Owner Louvre Kecewa atas Pelayanan MSC 2019

Owner Louvre Kecewa atas Pelayanan MSC 2019

June 28, 2019 0 By vidi

Mobile Legends Southeast Asia Cup 2019 atau MSC 2019 telah selesai dari beberapa waktu lalu. Turnamen bergengsi se-Asia Tenggara ini juga sudah menghasilkan ONIC Esports sebagai pemenangnya. Pada babak final, ONIC Esports kembali bertemu dengan Louvre. Untuk kesekian kalinya Louvre tetap kembali kalah dari ONIC Esports pada babak final.

Euforia kemenangan sudah hampir berlalu. Tim ONIC Esports sudah berhasil membawa pulang trofi, medali, dan juga uang hadiah sebesar USD 68 ribu atau sekitar Rp 962 juta. Tak lupa, Sasa juga dinobatkan sebagai pemain terbaik atau MVP dalam MSC 2019 ini.

Akan tetapi, ada hal yang tak mengenakkan yang disampaikan oleh owner dari Louvre Esports, yakni Erick Herlangga. Pemilik tim yang menjadi runner up ajang MSC 2019 ini mengeluhkan pelayanan buruk selama MSC 2019. Keluhan ini disampaikan melalui update instagram pribadinya.

Seperti yang sudah kita ketahui bersama, Kido sempat jatuh sakit saat menjalani pertandingan MSC 2019 tersebut. Kido diketahui terserang tifus dan sempat dirawat di rumah sakit. Sayangnya, pihak panitia MSC 2019 Filipina tidak bertanggung jawab sama sekali atas masalah kesehatan yang dialami atlet selama masa turnamen. Biaya perawatan Kido yang mencapai 33 juta rupiah harus ditanggung sendiri oleh pihak Louvre. Apa saja keluhan yang disampaikan Erick Herlangga terhadap pelayanan panitia MSC 2019?

Secara garis besar, Erick Herlangga menyampaikan tiga poin keluhan dan juga 3 poin saran. Hal ini disampaikannya melalui story instagram pada tanggal 26 Juni 2019 kemarin. Yuk simak poin-poin yang disampaikan oleh Kiddo.

Keluhan Erick Herlangga terhadap pelayanan panitia MSC 2019 adalah sebagai berikut. Pertama, atlet harus membayar biaya rumah sakit sendiri yang jumlahnya sekitar Rp 33 juta rupiah. Tentu saja Louvre yang akan mengganti biaya rumah sakit tersebut. Untuk ke depannya, Erick memberikan saran kepada pihak panitia untuk membekali para atlet semacam asuransi kesehatan ketika bertanding di luar negeri. Dengan begitu, ini bisa meminimalisasi risiko seperti yang dialami oleh Kido.

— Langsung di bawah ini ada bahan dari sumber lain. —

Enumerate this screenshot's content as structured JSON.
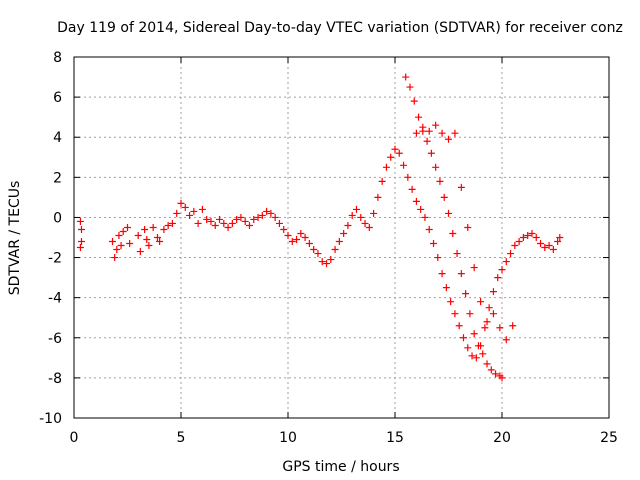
{
  "chart_data": {
    "type": "scatter",
    "title": "Day 119 of 2014, Sidereal Day-to-day VTEC variation (SDTVAR) for receiver conz",
    "xlabel": "GPS time / hours",
    "ylabel": "SDTVAR / TECUs",
    "xlim": [
      0,
      25
    ],
    "ylim": [
      -10,
      8
    ],
    "xticks": [
      0,
      5,
      10,
      15,
      20,
      25
    ],
    "yticks": [
      -10,
      -8,
      -6,
      -4,
      -2,
      0,
      2,
      4,
      6,
      8
    ],
    "xtick_labels": [
      "0",
      "5",
      "10",
      "15",
      "20",
      "25"
    ],
    "ytick_labels": [
      "-10",
      "-8",
      "-6",
      "-4",
      "-2",
      "0",
      "2",
      "4",
      "6",
      "8"
    ],
    "grid": true,
    "marker": "+",
    "color": "#ff0000",
    "series": [
      {
        "name": "SDTVAR",
        "x": [
          0.3,
          0.3,
          0.35,
          0.35,
          1.8,
          1.9,
          2.0,
          2.1,
          2.2,
          2.3,
          2.5,
          2.6,
          3.0,
          3.1,
          3.3,
          3.4,
          3.5,
          3.7,
          3.9,
          4.0,
          4.2,
          4.4,
          4.6,
          4.8,
          5.0,
          5.2,
          5.4,
          5.6,
          5.8,
          6.0,
          6.2,
          6.4,
          6.6,
          6.8,
          7.0,
          7.2,
          7.4,
          7.6,
          7.8,
          8.0,
          8.2,
          8.4,
          8.6,
          8.8,
          9.0,
          9.2,
          9.4,
          9.6,
          9.8,
          10.0,
          10.2,
          10.4,
          10.6,
          10.8,
          11.0,
          11.2,
          11.4,
          11.6,
          11.8,
          12.0,
          12.2,
          12.4,
          12.6,
          12.8,
          13.0,
          13.2,
          13.4,
          13.6,
          13.8,
          14.0,
          14.2,
          14.4,
          14.6,
          14.8,
          15.0,
          15.2,
          15.4,
          15.6,
          15.8,
          16.0,
          16.2,
          16.4,
          16.6,
          16.8,
          17.0,
          17.2,
          17.4,
          17.6,
          17.8,
          18.0,
          18.2,
          18.4,
          18.6,
          18.8,
          19.0,
          19.2,
          19.4,
          19.6,
          19.8,
          20.0,
          20.2,
          20.4,
          20.6,
          20.8,
          21.0,
          21.2,
          21.4,
          21.6,
          21.8,
          22.0,
          22.2,
          22.4,
          22.6,
          22.7,
          15.5,
          15.7,
          15.9,
          16.1,
          16.3,
          16.5,
          16.7,
          16.9,
          17.1,
          17.3,
          17.5,
          17.7,
          17.9,
          18.1,
          18.3,
          18.5,
          18.7,
          18.9,
          19.1,
          19.3,
          19.5,
          19.7,
          19.9,
          20.0,
          16.0,
          16.3,
          16.6,
          16.9,
          17.2,
          17.5,
          17.8,
          18.1,
          18.4,
          18.7,
          19.0,
          19.3,
          19.6,
          19.9,
          20.2,
          20.5
        ],
        "y": [
          -0.2,
          -1.5,
          -0.6,
          -1.2,
          -1.2,
          -2.0,
          -1.6,
          -0.9,
          -1.4,
          -0.7,
          -0.5,
          -1.3,
          -0.9,
          -1.7,
          -0.6,
          -1.1,
          -1.4,
          -0.5,
          -1.0,
          -1.2,
          -0.6,
          -0.4,
          -0.3,
          0.2,
          0.7,
          0.5,
          0.1,
          0.3,
          -0.3,
          0.4,
          -0.1,
          -0.2,
          -0.4,
          -0.1,
          -0.3,
          -0.5,
          -0.3,
          -0.1,
          0.0,
          -0.2,
          -0.4,
          -0.1,
          0.0,
          0.1,
          0.3,
          0.2,
          0.0,
          -0.3,
          -0.6,
          -0.9,
          -1.2,
          -1.1,
          -0.8,
          -1.0,
          -1.3,
          -1.6,
          -1.8,
          -2.2,
          -2.3,
          -2.1,
          -1.6,
          -1.2,
          -0.8,
          -0.4,
          0.1,
          0.4,
          0.0,
          -0.3,
          -0.5,
          0.2,
          1.0,
          1.8,
          2.5,
          3.0,
          3.4,
          3.2,
          2.6,
          2.0,
          1.4,
          0.8,
          0.4,
          0.0,
          -0.6,
          -1.3,
          -2.0,
          -2.8,
          -3.5,
          -4.2,
          -4.8,
          -5.4,
          -6.0,
          -6.5,
          -6.9,
          -7.0,
          -6.4,
          -5.5,
          -4.5,
          -3.7,
          -3.0,
          -2.6,
          -2.2,
          -1.8,
          -1.4,
          -1.2,
          -1.0,
          -0.9,
          -0.8,
          -1.0,
          -1.3,
          -1.5,
          -1.4,
          -1.6,
          -1.2,
          -1.0,
          7.0,
          6.5,
          5.8,
          5.0,
          4.3,
          3.8,
          3.2,
          2.5,
          1.8,
          1.0,
          0.2,
          -0.8,
          -1.8,
          -2.8,
          -3.8,
          -4.8,
          -5.8,
          -6.4,
          -6.8,
          -7.3,
          -7.6,
          -7.8,
          -7.9,
          -8.0,
          4.2,
          4.5,
          4.3,
          4.6,
          4.2,
          3.9,
          4.2,
          1.5,
          -0.5,
          -2.5,
          -4.2,
          -5.2,
          -4.8,
          -5.5,
          -6.1,
          -5.4
        ]
      }
    ]
  }
}
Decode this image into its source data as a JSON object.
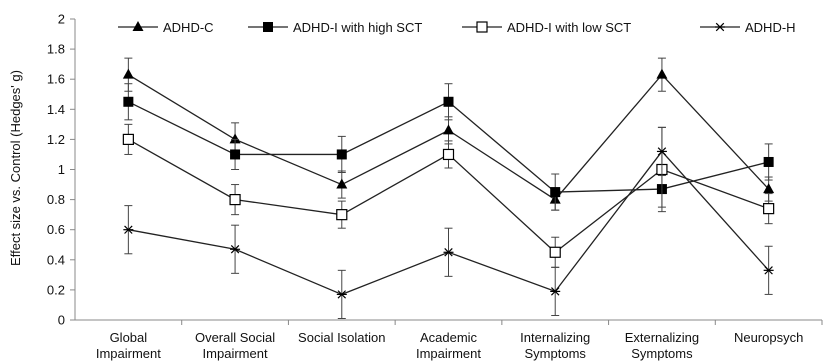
{
  "chart_data": {
    "type": "line",
    "ylabel": "Effect size vs. Control (Hedges' g)",
    "ylim": [
      0,
      2
    ],
    "yticks": [
      "0",
      "0.2",
      "0.4",
      "0.6",
      "0.8",
      "1",
      "1.2",
      "1.4",
      "1.6",
      "1.8",
      "2"
    ],
    "categories": [
      [
        "Global",
        "Impairment"
      ],
      [
        "Overall Social",
        "Impairment"
      ],
      [
        "Social Isolation"
      ],
      [
        "Academic",
        "Impairment"
      ],
      [
        "Internalizing",
        "Symptoms"
      ],
      [
        "Externalizing",
        "Symptoms"
      ],
      [
        "Neuropsych"
      ]
    ],
    "legend_position": "top",
    "grid": false,
    "series": [
      {
        "name": "ADHD-C",
        "marker": "triangle",
        "values": [
          1.63,
          1.2,
          0.9,
          1.26,
          0.8,
          1.63,
          0.87
        ],
        "err": [
          0.11,
          0.11,
          0.09,
          0.09,
          0.07,
          0.11,
          0.08
        ]
      },
      {
        "name": "ADHD-I with high SCT",
        "marker": "filled-square",
        "values": [
          1.45,
          1.1,
          1.1,
          1.45,
          0.85,
          0.87,
          1.05
        ],
        "err": [
          0.12,
          0.1,
          0.12,
          0.12,
          0.12,
          0.12,
          0.12
        ]
      },
      {
        "name": "ADHD-I with low SCT",
        "marker": "open-square",
        "values": [
          1.2,
          0.8,
          0.7,
          1.1,
          0.45,
          1.0,
          0.74
        ],
        "err": [
          0.1,
          0.1,
          0.09,
          0.09,
          0.1,
          0.28,
          0.1
        ]
      },
      {
        "name": "ADHD-H",
        "marker": "star",
        "values": [
          0.6,
          0.47,
          0.17,
          0.45,
          0.19,
          1.12,
          0.33
        ],
        "err": [
          0.16,
          0.16,
          0.16,
          0.16,
          0.16,
          0.16,
          0.16
        ]
      }
    ]
  }
}
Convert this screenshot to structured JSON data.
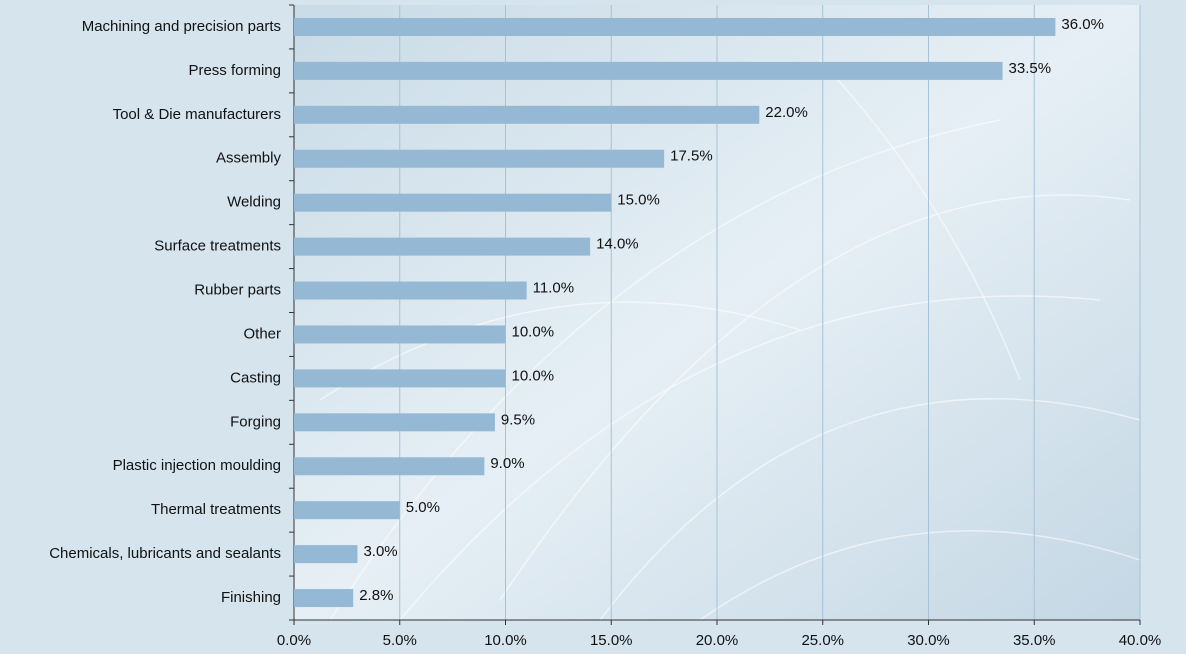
{
  "chart_data": {
    "type": "hbar",
    "categories": [
      "Machining and precision parts",
      "Press forming",
      "Tool & Die manufacturers",
      "Assembly",
      "Welding",
      "Surface treatments",
      "Rubber parts",
      "Other",
      "Casting",
      "Forging",
      "Plastic injection moulding",
      "Thermal treatments",
      "Chemicals, lubricants and sealants",
      "Finishing"
    ],
    "values": [
      36.0,
      33.5,
      22.0,
      17.5,
      15.0,
      14.0,
      11.0,
      10.0,
      10.0,
      9.5,
      9.0,
      5.0,
      3.0,
      2.8
    ],
    "value_labels": [
      "36.0%",
      "33.5%",
      "22.0%",
      "17.5%",
      "15.0%",
      "14.0%",
      "11.0%",
      "10.0%",
      "10.0%",
      "9.5%",
      "9.0%",
      "5.0%",
      "3.0%",
      "2.8%"
    ],
    "color": "#95b9d4",
    "xlim": [
      0,
      40
    ],
    "xticks": [
      {
        "value": 0,
        "label": "0.0%"
      },
      {
        "value": 5,
        "label": "5.0%"
      },
      {
        "value": 10,
        "label": "10.0%"
      },
      {
        "value": 15,
        "label": "15.0%"
      },
      {
        "value": 20,
        "label": "20.0%"
      },
      {
        "value": 25,
        "label": "25.0%"
      },
      {
        "value": 30,
        "label": "30.0%"
      },
      {
        "value": 35,
        "label": "35.0%"
      },
      {
        "value": 40,
        "label": "40.0%"
      }
    ],
    "grid": true
  }
}
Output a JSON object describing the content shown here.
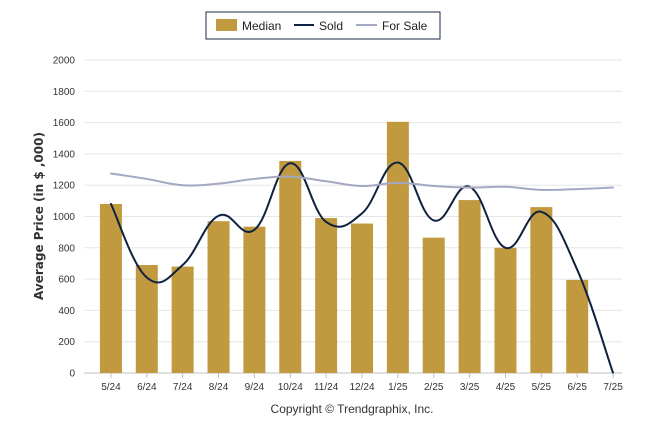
{
  "chart_data": {
    "type": "bar",
    "categories": [
      "5/24",
      "6/24",
      "7/24",
      "8/24",
      "9/24",
      "10/24",
      "11/24",
      "12/24",
      "1/25",
      "2/25",
      "3/25",
      "4/25",
      "5/25",
      "6/25",
      "7/25"
    ],
    "ylabel": "Average Price (in $ ,000)",
    "ylim": [
      0,
      2000
    ],
    "yticks": [
      "0",
      "200",
      "400",
      "600",
      "800",
      "1000",
      "1200",
      "1400",
      "1600",
      "1800",
      "2000"
    ],
    "grid": true,
    "legend_position": "top-center",
    "series": [
      {
        "name": "Median",
        "type": "bar",
        "color": "#c19a3f",
        "values": [
          1080,
          690,
          680,
          970,
          935,
          1355,
          990,
          955,
          1605,
          865,
          1105,
          800,
          1060,
          595,
          null
        ]
      },
      {
        "name": "Sold",
        "type": "line",
        "color": "#0e2240",
        "values": [
          1080,
          610,
          690,
          1005,
          915,
          1340,
          965,
          1020,
          1345,
          975,
          1190,
          800,
          1030,
          660,
          0
        ]
      },
      {
        "name": "For Sale",
        "type": "line",
        "color": "#a3a9c1",
        "values": [
          1275,
          1240,
          1200,
          1210,
          1240,
          1255,
          1225,
          1195,
          1215,
          1195,
          1185,
          1190,
          1170,
          1175,
          1185
        ]
      }
    ]
  },
  "legend": {
    "median_label": "Median",
    "sold_label": "Sold",
    "for_sale_label": "For Sale"
  },
  "footer": {
    "copyright": "Copyright © Trendgraphix, Inc."
  }
}
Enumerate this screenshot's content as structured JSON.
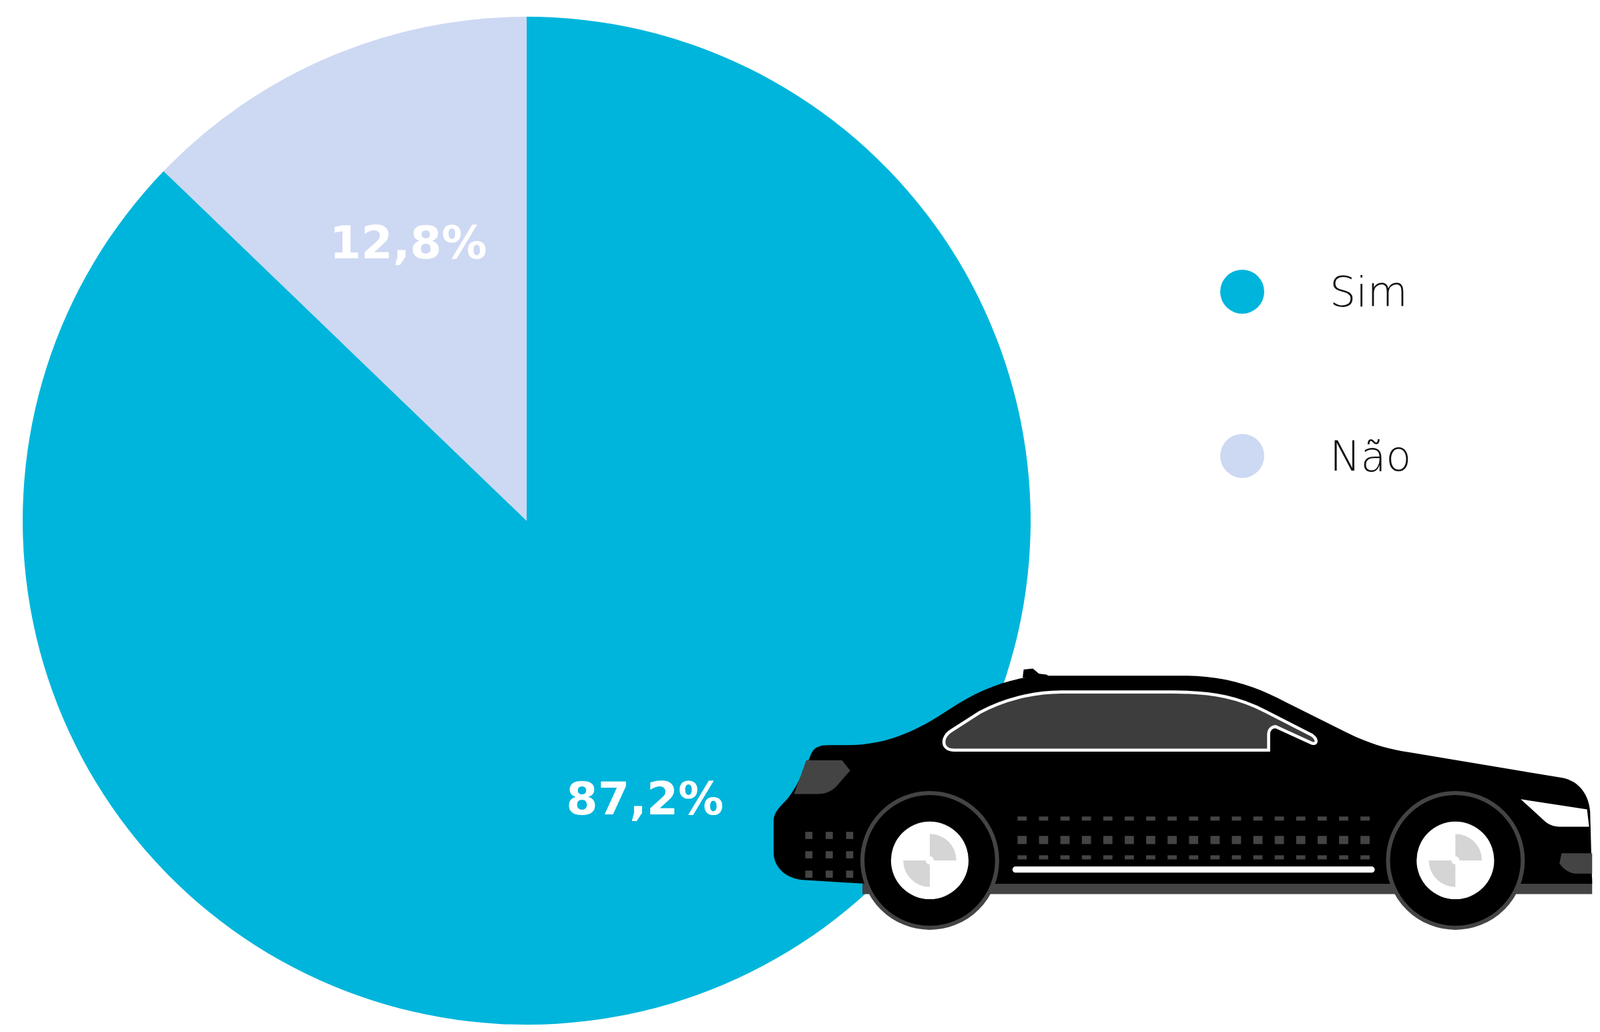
{
  "chart_data": {
    "type": "pie",
    "categories": [
      "Sim",
      "Não"
    ],
    "values": [
      87.2,
      12.8
    ],
    "value_labels": [
      "87,2%",
      "12,8%"
    ],
    "colors": [
      "#00b5db",
      "#cdd8f3"
    ],
    "data_labels": true,
    "legend": "right"
  }
}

Kedua, saat menjalani pertandingan, pemain hanya mendapatkan makanan ketika di hotel. Selama bertanding, pemain tak mendapatkan cukup makanan sehingga banyak pemain yang tidak fokus karena kelaparan. Untuk event internasional seperti ini, panitia seharinya memberikan makanan 3 kali sampai event berakhir. Ini sangat penting untuk menjaga kesehatan atlet.

Terakhir, Erick juga mengeluhkan pelayanan panitia saat turnamen berlangsung. Saat tim sudah standby menunggu pertandingan dari pagi, tim panitia tidak menyediakan makanan apa pun. Padahal, mereka juga membutuhkan asupan energi untuk bekal bermain. Lagi-lagi, pemain pun harus merasa kelaparan. Hal ini sangat berbeda dengan MPL yang diselenggarakan di Indonesia. Panitia menyediakan makanan utama dan bukan snack tak jelas seperti yang disajikan oleh panitia MSC 2019.

Keluhan-keluhan tersebut sengaja dipublikasikan supaya menjadi pelajaran bersama, baik bagi Moonton maupun organisasi esports pada umumnya. Bagaimanapun, kesehatan atlet sangat penting. Ke depannya, entah pertandingan apa pun yang akan diselenggarakan, panitia harus mengutamakan kesehatan para atlet. Dengan begitu, tak akan terjadi masalah yang sama seperti yang dialami oleh Louvre dan juga Kido.

Sampai hari ini, pihak Moonton Indonesia belum menyampaikan tanggapannya atas hal-hal yang dikeluhkan oleh Erick Herlangga. Pihak panitia MSC 2019 pun belum mengatakan apa pun. Kita doakan saja semoga pertandingan-pertandingan bertaraf international untuk ke depannya memiliki pelayanan yang lebih baik lagi.